The reason behind this is, in case, $\left(x - 7\right) = 0 ,$ cancelling it directly from both sides means that we are dividing both sides by 0, which is not possible!

Accordingly, we have to consider two cases :$\left(1\right) : \left(x - 7\right) = 0$, & $: \left(2\right) : \left(x - 7\right) \ne 0.$

$C a s e : \left(1\right) : \left(x - 7\right) = 0.$

In this case, we see that $\left(I I\right)$ is satisfied, and hence, $x = 7$ is a soln.

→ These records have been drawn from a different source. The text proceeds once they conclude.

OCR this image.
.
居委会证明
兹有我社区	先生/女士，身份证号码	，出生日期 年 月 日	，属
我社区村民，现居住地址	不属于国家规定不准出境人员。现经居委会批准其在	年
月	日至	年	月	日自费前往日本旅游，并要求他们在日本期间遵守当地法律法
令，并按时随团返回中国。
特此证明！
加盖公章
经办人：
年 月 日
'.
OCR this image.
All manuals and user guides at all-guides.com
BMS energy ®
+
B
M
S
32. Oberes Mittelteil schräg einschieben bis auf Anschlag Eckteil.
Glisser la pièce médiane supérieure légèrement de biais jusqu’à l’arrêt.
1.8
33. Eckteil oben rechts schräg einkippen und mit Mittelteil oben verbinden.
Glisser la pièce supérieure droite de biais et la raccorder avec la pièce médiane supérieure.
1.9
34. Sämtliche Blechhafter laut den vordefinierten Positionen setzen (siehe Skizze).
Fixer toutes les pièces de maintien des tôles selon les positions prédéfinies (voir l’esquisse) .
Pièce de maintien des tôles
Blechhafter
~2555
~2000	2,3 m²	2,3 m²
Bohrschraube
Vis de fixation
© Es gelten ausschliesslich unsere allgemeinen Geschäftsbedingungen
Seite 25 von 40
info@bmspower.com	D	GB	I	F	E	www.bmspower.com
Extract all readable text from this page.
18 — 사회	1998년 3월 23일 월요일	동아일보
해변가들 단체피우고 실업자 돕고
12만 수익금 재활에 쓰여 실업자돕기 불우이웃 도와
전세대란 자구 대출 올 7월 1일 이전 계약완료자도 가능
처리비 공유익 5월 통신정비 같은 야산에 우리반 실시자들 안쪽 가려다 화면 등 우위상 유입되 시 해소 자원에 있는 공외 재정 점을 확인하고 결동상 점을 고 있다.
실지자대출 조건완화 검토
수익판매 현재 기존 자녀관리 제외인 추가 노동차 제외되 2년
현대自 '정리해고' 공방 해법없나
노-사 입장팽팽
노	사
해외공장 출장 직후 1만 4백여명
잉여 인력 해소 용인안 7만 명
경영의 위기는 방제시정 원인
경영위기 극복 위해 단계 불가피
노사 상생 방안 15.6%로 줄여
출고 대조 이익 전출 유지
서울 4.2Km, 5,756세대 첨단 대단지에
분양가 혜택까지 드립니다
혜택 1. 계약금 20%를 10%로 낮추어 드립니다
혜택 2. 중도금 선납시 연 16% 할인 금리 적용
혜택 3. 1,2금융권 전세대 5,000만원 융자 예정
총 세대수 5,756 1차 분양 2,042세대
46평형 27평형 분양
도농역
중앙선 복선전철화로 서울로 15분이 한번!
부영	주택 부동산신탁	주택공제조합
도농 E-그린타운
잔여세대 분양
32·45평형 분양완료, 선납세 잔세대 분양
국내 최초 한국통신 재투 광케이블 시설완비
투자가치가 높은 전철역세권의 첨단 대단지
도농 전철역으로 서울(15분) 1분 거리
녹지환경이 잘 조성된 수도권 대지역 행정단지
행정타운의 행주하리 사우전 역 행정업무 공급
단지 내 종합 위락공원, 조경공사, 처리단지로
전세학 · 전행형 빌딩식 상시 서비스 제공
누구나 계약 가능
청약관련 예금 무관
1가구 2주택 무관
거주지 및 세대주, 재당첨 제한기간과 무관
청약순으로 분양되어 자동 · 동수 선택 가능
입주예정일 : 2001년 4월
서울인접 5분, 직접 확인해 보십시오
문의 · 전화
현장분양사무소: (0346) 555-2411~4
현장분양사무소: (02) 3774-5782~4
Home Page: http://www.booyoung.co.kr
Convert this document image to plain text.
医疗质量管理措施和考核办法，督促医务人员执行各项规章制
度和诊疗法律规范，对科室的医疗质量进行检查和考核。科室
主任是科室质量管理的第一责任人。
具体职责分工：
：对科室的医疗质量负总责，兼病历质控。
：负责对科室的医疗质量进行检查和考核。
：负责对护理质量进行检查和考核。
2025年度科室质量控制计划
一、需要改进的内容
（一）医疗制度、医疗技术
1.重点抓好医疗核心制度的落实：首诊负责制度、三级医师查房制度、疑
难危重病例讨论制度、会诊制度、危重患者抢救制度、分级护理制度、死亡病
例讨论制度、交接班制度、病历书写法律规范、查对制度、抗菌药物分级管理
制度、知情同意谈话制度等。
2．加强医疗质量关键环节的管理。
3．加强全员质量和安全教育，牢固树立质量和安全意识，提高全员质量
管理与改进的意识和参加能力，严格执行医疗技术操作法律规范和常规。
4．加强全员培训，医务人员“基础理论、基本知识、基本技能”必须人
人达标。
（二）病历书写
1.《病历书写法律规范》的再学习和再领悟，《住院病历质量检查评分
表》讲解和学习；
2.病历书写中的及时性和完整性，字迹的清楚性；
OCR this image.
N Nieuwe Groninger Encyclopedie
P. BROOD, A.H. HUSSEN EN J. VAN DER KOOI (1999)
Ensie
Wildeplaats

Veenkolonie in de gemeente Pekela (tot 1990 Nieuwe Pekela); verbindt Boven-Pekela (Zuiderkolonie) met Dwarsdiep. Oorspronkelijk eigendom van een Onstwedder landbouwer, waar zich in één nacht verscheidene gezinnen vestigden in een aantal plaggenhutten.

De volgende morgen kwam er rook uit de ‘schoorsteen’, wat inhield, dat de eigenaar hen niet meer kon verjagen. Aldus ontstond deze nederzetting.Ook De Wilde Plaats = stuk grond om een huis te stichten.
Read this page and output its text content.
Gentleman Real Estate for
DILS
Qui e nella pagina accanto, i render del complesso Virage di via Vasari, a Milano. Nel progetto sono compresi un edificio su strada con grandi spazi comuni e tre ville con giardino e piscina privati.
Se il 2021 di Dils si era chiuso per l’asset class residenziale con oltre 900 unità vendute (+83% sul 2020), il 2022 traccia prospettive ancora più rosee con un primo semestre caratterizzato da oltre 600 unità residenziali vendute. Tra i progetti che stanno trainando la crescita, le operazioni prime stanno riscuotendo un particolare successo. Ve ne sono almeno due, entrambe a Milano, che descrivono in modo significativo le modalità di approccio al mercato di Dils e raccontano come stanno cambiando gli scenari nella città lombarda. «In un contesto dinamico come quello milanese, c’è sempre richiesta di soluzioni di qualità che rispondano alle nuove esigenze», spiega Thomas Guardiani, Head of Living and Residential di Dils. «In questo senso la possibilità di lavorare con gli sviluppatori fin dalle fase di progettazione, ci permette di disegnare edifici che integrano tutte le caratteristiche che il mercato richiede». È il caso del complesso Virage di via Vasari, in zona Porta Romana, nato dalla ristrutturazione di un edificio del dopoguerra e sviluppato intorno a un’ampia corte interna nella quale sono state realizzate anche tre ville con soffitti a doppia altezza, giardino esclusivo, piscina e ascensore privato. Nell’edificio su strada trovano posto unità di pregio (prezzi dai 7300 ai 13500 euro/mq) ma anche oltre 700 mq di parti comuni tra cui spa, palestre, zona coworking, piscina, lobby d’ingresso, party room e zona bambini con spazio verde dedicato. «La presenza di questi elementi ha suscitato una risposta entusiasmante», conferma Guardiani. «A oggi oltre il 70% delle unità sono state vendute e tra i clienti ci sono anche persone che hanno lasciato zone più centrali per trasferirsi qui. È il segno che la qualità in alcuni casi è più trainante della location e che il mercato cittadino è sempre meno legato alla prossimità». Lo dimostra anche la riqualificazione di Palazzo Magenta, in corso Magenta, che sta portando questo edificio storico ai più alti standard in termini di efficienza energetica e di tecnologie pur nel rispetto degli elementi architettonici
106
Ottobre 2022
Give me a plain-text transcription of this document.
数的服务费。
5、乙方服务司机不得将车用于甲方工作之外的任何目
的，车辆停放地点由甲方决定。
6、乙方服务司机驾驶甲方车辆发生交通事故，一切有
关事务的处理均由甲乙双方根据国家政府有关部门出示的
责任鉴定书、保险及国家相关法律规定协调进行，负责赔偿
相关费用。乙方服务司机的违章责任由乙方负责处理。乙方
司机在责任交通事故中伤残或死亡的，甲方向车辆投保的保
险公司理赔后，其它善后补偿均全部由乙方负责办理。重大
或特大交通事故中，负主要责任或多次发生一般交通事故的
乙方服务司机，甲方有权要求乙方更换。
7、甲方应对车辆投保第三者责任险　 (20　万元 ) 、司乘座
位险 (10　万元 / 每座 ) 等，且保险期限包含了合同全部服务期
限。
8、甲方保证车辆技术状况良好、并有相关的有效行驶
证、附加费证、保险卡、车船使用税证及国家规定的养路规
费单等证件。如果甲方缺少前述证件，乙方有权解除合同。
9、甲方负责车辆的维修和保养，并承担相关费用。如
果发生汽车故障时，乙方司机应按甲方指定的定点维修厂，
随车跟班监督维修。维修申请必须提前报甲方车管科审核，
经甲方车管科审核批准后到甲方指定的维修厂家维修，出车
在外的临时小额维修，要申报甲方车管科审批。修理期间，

$C a s e : \left(2\right) : \left(x - 7\right) \ne 0.$

In this case, now we can divide both sides by $\left(x - 7\right) ,$ {bcz., it is not zero] and get,

$\sqrt{x - 7} = \sqrt{x + 2} ,$ squaring which, we have an impossibility $- 7 = 2.$

Hence, $x = 7$ is the only soln.

Another way to solve it, is, to square $\left(I\right)$, to get,
${\left(x - 7\right)}^{2} - \left(x + 2\right) \left(x - 7\right) = 0$
$\therefore \left(x - 7\right) \left\{\left(x - 7\right) - \left(x + 2\right)\right\} = 0$
$\therefore \left(x - 7\right) \left(- 9\right) = 0$
$\therefore x = 7.$

How's that? Enjoyable Maths.!